Un personnage trop indépendant

Lassé d’écrire des romans d’amour, l’écrivain inventa Z, un personnage indépendant, instable, que rien ni personne n’émouvait. Il réussit tellement bien sa création que Z s’évada de l’histoire après quelques chapitres et ficha une belle pagaille dans tous les anciens romans de l’auteur. Les héroïnes se détachaient de leur prince charmant, succombant au charme de cette anguille qui, à peine caressée, leur filait entre les doigts. Ces idiotes refusaient ensuite de retourner vers l’âme sœur que l’écrivain leur avait octroyée, la jugeant trop fade, trop prévisible. Elles restaient suspendues au bord des pages, guettant le retour de Z. Mais Z ne revenait jamais en arrière. Il passait d’un roman à l’autre et l’écrivain le pourchassait vainement à travers les rayons de sa bibliothèque.
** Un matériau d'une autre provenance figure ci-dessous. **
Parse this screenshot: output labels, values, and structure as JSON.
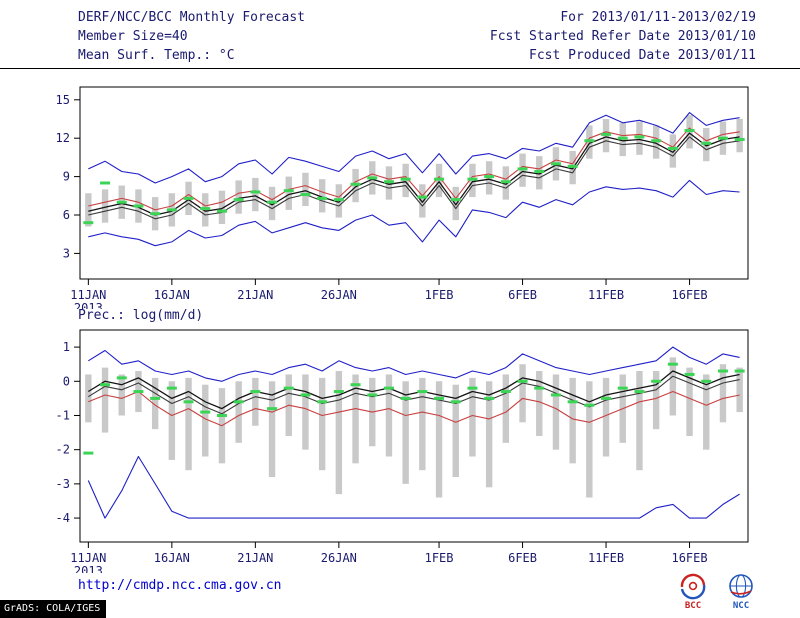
{
  "header": {
    "left": [
      "DERF/NCC/BCC Monthly Forecast",
      "Member Size=40",
      "Mean Surf. Temp.: °C"
    ],
    "right": [
      "For 2013/01/11-2013/02/19",
      "Fcst Started Refer Date 2013/01/10",
      "Fcst Produced Date 2013/01/11"
    ]
  },
  "footer": {
    "url": "http://cmdp.ncc.cma.gov.cn",
    "credit": "GrADS: COLA/IGES",
    "logos": [
      {
        "label": "BCC"
      },
      {
        "label": "NCC"
      }
    ]
  },
  "colors": {
    "axis": "#000000",
    "text": "#1a1a6e",
    "blue": "#2020c8",
    "red": "#c84040",
    "black": "#141414",
    "black2": "#3a3a3a",
    "green": "#3cd455",
    "bar_gray": "#c9c9c9",
    "url_blue": "#0000d0"
  },
  "chart_data": [
    {
      "type": "line",
      "title": "Mean Surf. Temp.: °C",
      "x_start": "2013-01-11",
      "x_end": "2013-02-19",
      "x_tick_positions": [
        0,
        5,
        10,
        15,
        21,
        26,
        31,
        36
      ],
      "x_tick_labels": [
        "11JAN",
        "16JAN",
        "21JAN",
        "26JAN",
        "1FEB",
        "6FEB",
        "11FEB",
        "16FEB"
      ],
      "x_sub_label": "2013",
      "ylim": [
        1,
        16
      ],
      "yticks": [
        3,
        6,
        9,
        12,
        15
      ],
      "grid": false,
      "legend": false,
      "bars": {
        "name": "ensemble-spread",
        "low": [
          5.1,
          5.4,
          5.7,
          5.4,
          4.8,
          5.1,
          6.0,
          5.1,
          5.3,
          6.1,
          6.3,
          5.6,
          6.4,
          6.7,
          6.2,
          5.8,
          7.0,
          7.6,
          7.2,
          7.4,
          5.8,
          7.4,
          5.6,
          7.4,
          7.6,
          7.2,
          8.2,
          8.0,
          8.7,
          8.4,
          10.4,
          10.9,
          10.6,
          10.7,
          10.4,
          9.7,
          11.2,
          10.2,
          10.7,
          10.9
        ],
        "high": [
          7.7,
          8.0,
          8.3,
          8.0,
          7.4,
          7.7,
          8.6,
          7.7,
          7.9,
          8.7,
          8.9,
          8.2,
          9.0,
          9.3,
          8.8,
          8.4,
          9.6,
          10.2,
          9.8,
          10.0,
          8.4,
          10.0,
          8.2,
          10.0,
          10.2,
          9.8,
          10.8,
          10.6,
          11.3,
          11.0,
          13.0,
          13.5,
          13.2,
          13.3,
          13.0,
          12.3,
          13.8,
          12.8,
          13.3,
          13.5
        ]
      },
      "series": [
        {
          "name": "ensemble-max",
          "color": "blue",
          "width": 1.1,
          "values": [
            9.6,
            10.2,
            9.4,
            9.2,
            8.5,
            9.0,
            9.6,
            8.6,
            9.0,
            10.0,
            10.3,
            9.2,
            10.5,
            10.2,
            9.8,
            9.4,
            10.6,
            11.0,
            10.4,
            10.8,
            9.3,
            10.8,
            9.2,
            10.6,
            10.8,
            10.4,
            11.2,
            11.0,
            11.6,
            11.3,
            13.2,
            13.8,
            13.2,
            13.4,
            13.0,
            12.4,
            14.0,
            13.0,
            13.4,
            13.6
          ]
        },
        {
          "name": "ensemble-min",
          "color": "blue",
          "width": 1.1,
          "values": [
            4.3,
            4.6,
            4.3,
            4.1,
            3.6,
            3.9,
            4.8,
            4.2,
            4.4,
            5.2,
            5.5,
            4.6,
            5.0,
            5.4,
            5.0,
            4.8,
            5.6,
            6.0,
            5.2,
            5.4,
            3.9,
            5.6,
            4.3,
            6.4,
            6.2,
            5.8,
            7.0,
            6.6,
            7.2,
            6.8,
            7.8,
            8.2,
            8.0,
            8.1,
            7.9,
            7.4,
            8.7,
            7.6,
            7.9,
            7.8
          ]
        },
        {
          "name": "control-run",
          "color": "red",
          "width": 1.1,
          "values": [
            6.7,
            7.0,
            7.3,
            7.0,
            6.4,
            6.7,
            7.6,
            6.7,
            7.0,
            7.7,
            7.9,
            7.2,
            8.0,
            8.3,
            7.8,
            7.4,
            8.6,
            9.2,
            8.8,
            9.0,
            7.5,
            9.0,
            7.3,
            9.0,
            9.2,
            8.8,
            9.8,
            9.6,
            10.3,
            10.0,
            12.0,
            12.5,
            12.2,
            12.3,
            12.0,
            11.3,
            12.8,
            11.8,
            12.3,
            12.5
          ]
        },
        {
          "name": "ensemble-mean",
          "color": "black",
          "width": 1.3,
          "values": [
            6.3,
            6.6,
            6.9,
            6.6,
            6.0,
            6.3,
            7.2,
            6.3,
            6.5,
            7.3,
            7.5,
            6.8,
            7.6,
            7.9,
            7.4,
            7.0,
            8.2,
            8.8,
            8.4,
            8.6,
            7.0,
            8.6,
            6.8,
            8.6,
            8.8,
            8.4,
            9.4,
            9.2,
            9.9,
            9.6,
            11.6,
            12.1,
            11.8,
            11.9,
            11.6,
            10.9,
            12.4,
            11.4,
            11.9,
            12.1
          ]
        },
        {
          "name": "ensemble-median",
          "color": "black2",
          "width": 1.1,
          "values": [
            6.0,
            6.3,
            6.6,
            6.3,
            5.7,
            6.0,
            6.9,
            6.0,
            6.2,
            7.0,
            7.2,
            6.5,
            7.3,
            7.6,
            7.1,
            6.7,
            7.9,
            8.5,
            8.1,
            8.3,
            6.7,
            8.3,
            6.5,
            8.3,
            8.5,
            8.1,
            9.1,
            8.9,
            9.6,
            9.3,
            11.3,
            11.8,
            11.5,
            11.6,
            11.3,
            10.6,
            12.1,
            11.1,
            11.6,
            11.8
          ]
        }
      ],
      "markers": {
        "name": "observation-dashes",
        "color": "green",
        "values": [
          5.4,
          8.5,
          7.0,
          6.7,
          6.1,
          6.4,
          7.3,
          6.5,
          6.3,
          7.2,
          7.8,
          7.0,
          7.9,
          7.6,
          7.3,
          7.2,
          8.4,
          8.9,
          8.6,
          8.8,
          7.4,
          8.8,
          7.2,
          8.8,
          9.0,
          8.6,
          9.6,
          9.4,
          10.0,
          9.8,
          11.8,
          12.3,
          12.0,
          12.1,
          11.8,
          11.2,
          12.6,
          11.6,
          12.0,
          11.9
        ]
      }
    },
    {
      "type": "line",
      "title": "Prec.: log(mm/d)",
      "x_start": "2013-01-11",
      "x_end": "2013-02-19",
      "x_tick_positions": [
        0,
        5,
        10,
        15,
        21,
        26,
        31,
        36
      ],
      "x_tick_labels": [
        "11JAN",
        "16JAN",
        "21JAN",
        "26JAN",
        "1FEB",
        "6FEB",
        "11FEB",
        "16FEB"
      ],
      "x_sub_label": "2013",
      "ylim": [
        -4.7,
        1.5
      ],
      "yticks": [
        -4,
        -3,
        -2,
        -1,
        0,
        1
      ],
      "grid": false,
      "legend": false,
      "bars": {
        "name": "ensemble-spread",
        "low": [
          -1.2,
          -1.5,
          -1.0,
          -0.9,
          -1.4,
          -2.3,
          -2.6,
          -2.2,
          -2.4,
          -1.8,
          -1.3,
          -2.8,
          -1.6,
          -2.0,
          -2.6,
          -3.3,
          -2.4,
          -1.9,
          -2.2,
          -3.0,
          -2.6,
          -3.4,
          -2.8,
          -2.2,
          -3.1,
          -1.8,
          -1.2,
          -1.6,
          -2.0,
          -2.4,
          -3.4,
          -2.2,
          -1.8,
          -2.6,
          -1.4,
          -1.0,
          -1.6,
          -2.0,
          -1.2,
          -0.9
        ],
        "high": [
          0.2,
          0.4,
          0.2,
          0.3,
          0.1,
          0.0,
          0.1,
          -0.1,
          -0.2,
          0.0,
          0.1,
          0.0,
          0.2,
          0.2,
          0.1,
          0.3,
          0.2,
          0.1,
          0.2,
          0.0,
          0.1,
          0.0,
          -0.1,
          0.1,
          0.0,
          0.2,
          0.5,
          0.3,
          0.2,
          0.1,
          0.0,
          0.1,
          0.2,
          0.3,
          0.3,
          0.7,
          0.4,
          0.2,
          0.5,
          0.4
        ]
      },
      "series": [
        {
          "name": "ensemble-max",
          "color": "blue",
          "width": 1.1,
          "values": [
            0.6,
            0.9,
            0.5,
            0.6,
            0.3,
            0.2,
            0.3,
            0.1,
            0.0,
            0.2,
            0.3,
            0.2,
            0.4,
            0.5,
            0.3,
            0.6,
            0.4,
            0.3,
            0.4,
            0.2,
            0.3,
            0.2,
            0.1,
            0.3,
            0.2,
            0.4,
            0.8,
            0.6,
            0.4,
            0.3,
            0.2,
            0.3,
            0.4,
            0.5,
            0.6,
            1.0,
            0.7,
            0.5,
            0.8,
            0.7
          ]
        },
        {
          "name": "ensemble-min",
          "color": "blue",
          "width": 1.1,
          "values": [
            -2.9,
            -4.0,
            -3.2,
            -2.2,
            -3.0,
            -3.8,
            -4.0,
            -4.0,
            -4.0,
            -4.0,
            -4.0,
            -4.0,
            -4.0,
            -4.0,
            -4.0,
            -4.0,
            -4.0,
            -4.0,
            -4.0,
            -4.0,
            -4.0,
            -4.0,
            -4.0,
            -4.0,
            -4.0,
            -4.0,
            -4.0,
            -4.0,
            -4.0,
            -4.0,
            -4.0,
            -4.0,
            -4.0,
            -4.0,
            -3.7,
            -3.6,
            -4.0,
            -4.0,
            -3.6,
            -3.3
          ]
        },
        {
          "name": "control-run",
          "color": "red",
          "width": 1.1,
          "values": [
            -0.6,
            -0.4,
            -0.5,
            -0.3,
            -0.7,
            -1.0,
            -0.8,
            -1.1,
            -1.3,
            -1.0,
            -0.8,
            -0.9,
            -0.7,
            -0.8,
            -1.0,
            -0.9,
            -0.8,
            -0.9,
            -0.8,
            -1.0,
            -0.9,
            -1.0,
            -1.2,
            -1.0,
            -1.1,
            -0.9,
            -0.5,
            -0.6,
            -0.8,
            -1.1,
            -1.2,
            -1.0,
            -0.8,
            -0.6,
            -0.5,
            -0.3,
            -0.5,
            -0.7,
            -0.5,
            -0.4
          ]
        },
        {
          "name": "ensemble-mean",
          "color": "black",
          "width": 1.3,
          "values": [
            -0.3,
            0.0,
            -0.1,
            0.1,
            -0.2,
            -0.5,
            -0.3,
            -0.6,
            -0.8,
            -0.5,
            -0.3,
            -0.4,
            -0.2,
            -0.3,
            -0.5,
            -0.4,
            -0.2,
            -0.3,
            -0.2,
            -0.4,
            -0.3,
            -0.4,
            -0.5,
            -0.3,
            -0.4,
            -0.2,
            0.1,
            0.0,
            -0.2,
            -0.4,
            -0.6,
            -0.4,
            -0.3,
            -0.2,
            -0.1,
            0.3,
            0.1,
            -0.1,
            0.1,
            0.2
          ]
        },
        {
          "name": "ensemble-median",
          "color": "black2",
          "width": 1.1,
          "values": [
            -0.45,
            -0.15,
            -0.25,
            -0.05,
            -0.35,
            -0.65,
            -0.45,
            -0.75,
            -0.95,
            -0.65,
            -0.45,
            -0.55,
            -0.35,
            -0.45,
            -0.65,
            -0.55,
            -0.35,
            -0.45,
            -0.35,
            -0.55,
            -0.45,
            -0.55,
            -0.65,
            -0.45,
            -0.55,
            -0.35,
            -0.05,
            -0.15,
            -0.35,
            -0.55,
            -0.75,
            -0.55,
            -0.45,
            -0.35,
            -0.25,
            0.15,
            -0.05,
            -0.25,
            -0.05,
            0.05
          ]
        }
      ],
      "markers": {
        "name": "observation-dashes",
        "color": "green",
        "values": [
          -2.1,
          -0.1,
          0.1,
          -0.3,
          -0.5,
          -0.2,
          -0.6,
          -0.9,
          -1.0,
          -0.6,
          -0.3,
          -0.8,
          -0.2,
          -0.4,
          -0.6,
          -0.3,
          -0.1,
          -0.4,
          -0.2,
          -0.5,
          -0.3,
          -0.5,
          -0.6,
          -0.2,
          -0.5,
          -0.3,
          0.0,
          -0.2,
          -0.4,
          -0.6,
          -0.7,
          -0.5,
          -0.2,
          -0.3,
          0.0,
          0.5,
          0.2,
          0.0,
          0.3,
          0.3
        ]
      }
    }
  ]
}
Les outrages que Z infligeaient à la Littérature semblaient malheureusement irréversibles. Anna Karénine et Madame Bovary tombèrent en pâmoison devant lui, Pénélope se prostitua en attendant Ulysse, les Liaisons dangereuses devinrent d’une mièvrerie effroyable, les rares greluches de Houellebecq refusaient désormais de le sucer, et la plupart des romans s’arrêtaient après le passage de Z : leurs pages postérieures tombaient comme des feuilles mortes. L’automne de la Littérature pointait. A ce rythme, Z allait bientôt envahir le rayon philosophie et réviser le mythe de Platon. L’écrivain frissonnait devant le miroir, reflet du Dr Jekyll. Désespéré, il plaça les recueils de Balzac sur le chemin de Z. Le piège fonctionna : embourbé dans des descriptions interminables, Z mourut asphyxié d’ennui.